There’s opportunity to move folks in Lansing to get on board with universal health care, prioritizing investing in our infrastructure, replacing lead service lines across the state, and making sure we have adequate funding for and continue to invest in our public education system.

Oren Schweitzer

We talked about the importance of unions earlier. How is your campaign relating to organized labor, and how do you plan to relate to the labor movement if elected?

Layla Taha

The labor movement is integral to any progressive change we might make. Thinking back to the 1960s, the UAW was one of the leaders in standing behind the civil rights movement.

The working class has so much power, and if we are organized and use that power effectively, we can create the change we want to see in the world. With the power of unions, we can get universal health care. We can pass environmental protections and curb the effects of climate change. We can get paid time off, sick time, and parental leave, which we still don’t have in Michigan.

When the UAW went on strike back in September, I walked the picket line multiple times, and on Rashida’s campaign, I organized a UAW solidarity event. We had a couple of rank-and-file autoworkers come and talk about why they were on strike, what their demands were, and what we could do as a community to support them. We passed out fliers about where and what to donate.

We also brought in the National Lawyers Guild to talk about what it means to be a legal observer. Because there were so many strikes, there were many requests for more legal observers on the picket line to make sure people’s rights were being protected. We got quite a few people at the event who did the training, became legal observers, and who we then turned out to the picket lines.

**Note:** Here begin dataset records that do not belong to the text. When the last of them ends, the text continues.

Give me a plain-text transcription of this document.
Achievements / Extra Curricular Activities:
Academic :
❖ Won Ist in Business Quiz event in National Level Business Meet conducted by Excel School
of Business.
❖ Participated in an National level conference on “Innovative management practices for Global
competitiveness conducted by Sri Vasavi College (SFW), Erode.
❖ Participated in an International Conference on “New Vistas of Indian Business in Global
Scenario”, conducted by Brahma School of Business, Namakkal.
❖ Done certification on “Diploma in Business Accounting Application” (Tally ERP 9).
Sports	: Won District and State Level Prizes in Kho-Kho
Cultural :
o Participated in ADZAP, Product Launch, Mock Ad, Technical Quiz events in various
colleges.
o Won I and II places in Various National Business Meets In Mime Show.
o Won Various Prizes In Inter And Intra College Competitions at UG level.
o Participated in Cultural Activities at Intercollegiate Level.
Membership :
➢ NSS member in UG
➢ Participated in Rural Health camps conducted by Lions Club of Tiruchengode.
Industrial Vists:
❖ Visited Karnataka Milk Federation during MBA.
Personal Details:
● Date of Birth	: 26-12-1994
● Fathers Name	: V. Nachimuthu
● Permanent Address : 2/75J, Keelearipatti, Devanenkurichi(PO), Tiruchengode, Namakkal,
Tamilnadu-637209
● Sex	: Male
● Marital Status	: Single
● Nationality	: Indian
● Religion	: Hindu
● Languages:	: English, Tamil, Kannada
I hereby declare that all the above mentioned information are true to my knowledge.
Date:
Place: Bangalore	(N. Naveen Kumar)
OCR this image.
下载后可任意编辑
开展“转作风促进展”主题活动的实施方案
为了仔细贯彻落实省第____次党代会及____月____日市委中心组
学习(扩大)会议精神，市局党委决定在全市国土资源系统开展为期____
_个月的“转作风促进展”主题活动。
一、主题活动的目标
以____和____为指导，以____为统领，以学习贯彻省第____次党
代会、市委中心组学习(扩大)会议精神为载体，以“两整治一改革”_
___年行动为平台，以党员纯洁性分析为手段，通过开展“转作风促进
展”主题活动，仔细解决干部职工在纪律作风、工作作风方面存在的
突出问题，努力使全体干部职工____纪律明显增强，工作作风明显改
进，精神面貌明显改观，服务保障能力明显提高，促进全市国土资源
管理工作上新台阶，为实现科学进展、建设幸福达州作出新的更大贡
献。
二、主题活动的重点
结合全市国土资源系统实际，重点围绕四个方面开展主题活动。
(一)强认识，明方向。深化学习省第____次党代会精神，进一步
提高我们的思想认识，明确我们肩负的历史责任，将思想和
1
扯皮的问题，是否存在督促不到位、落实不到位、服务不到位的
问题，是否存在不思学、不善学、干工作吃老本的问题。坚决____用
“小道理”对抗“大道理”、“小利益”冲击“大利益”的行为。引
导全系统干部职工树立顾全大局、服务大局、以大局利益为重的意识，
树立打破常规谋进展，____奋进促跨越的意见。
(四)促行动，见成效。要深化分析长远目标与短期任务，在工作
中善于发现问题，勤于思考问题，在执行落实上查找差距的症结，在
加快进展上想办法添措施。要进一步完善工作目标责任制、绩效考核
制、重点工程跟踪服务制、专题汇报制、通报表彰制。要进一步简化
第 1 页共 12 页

I was already doing this kind of work as an organizer, and should I be elected I’ll absolutely be on picket lines. If anybody ever wants me to speak at a labor rally or event, the answer is always yes. It’s very important that rank-and-file union members see that the people they’ve elected and who should be fighting for them aren’t just in Lansing but are also showing up to stand in solidarity with their struggles.

Oren Schweitzer

What do you see as the greatest obstacles to advancing a pro-worker agenda in Lansing if you are elected? What do you think will be necessary to overcome those obstacles?

Layla Taha

There is so much pressure in Lansing, whether that’s coming from special interest groups or within the legislature itself. Ultimately, that’s the biggest challenge to making sure that we’re actually passing legislation that will help working families.

To overcome that, we have to keep our own pressure on Lansing to make sure the legislature is doing the right thing for working families. That means movement building. That means organizing. As an organizer, I know that’s the only way we’re going to create change — when people are in the streets demanding it.

As an organizer and legislator, it’s important that I get more people involved in that work. That looks a lot of different things. Even just having town halls and coffee hours to invite people to learn about what’s going on in Lansing and help get them plugged in. Just like how we had rank-and-file workers at the UAW event, if we’re having a town hall talking about, for instance, what’s going on in Lansing when it comes to labor, we need to have rank-and-file workers there; we need to have organizations there rallying behind them so when residents attend, we can plug them in.

Speaking as a regular citizen, I’m frustrated and want more transparency from Lansing, from my school board, from my city council. We deserve it; we have every right to know what’s going on. If you’re asking for my vote and I’m going to vote for you, then I should get something in return. You should be fighting for me, and you should be honest with me.

Transparency in government is so important, because if we want voters to make the most informed and best decision for our democracy then they deserve to know the truth. There’s a lot of pressure to not speak the truth — but we have to speak truth to power if we’re going to make the change in this world that we need.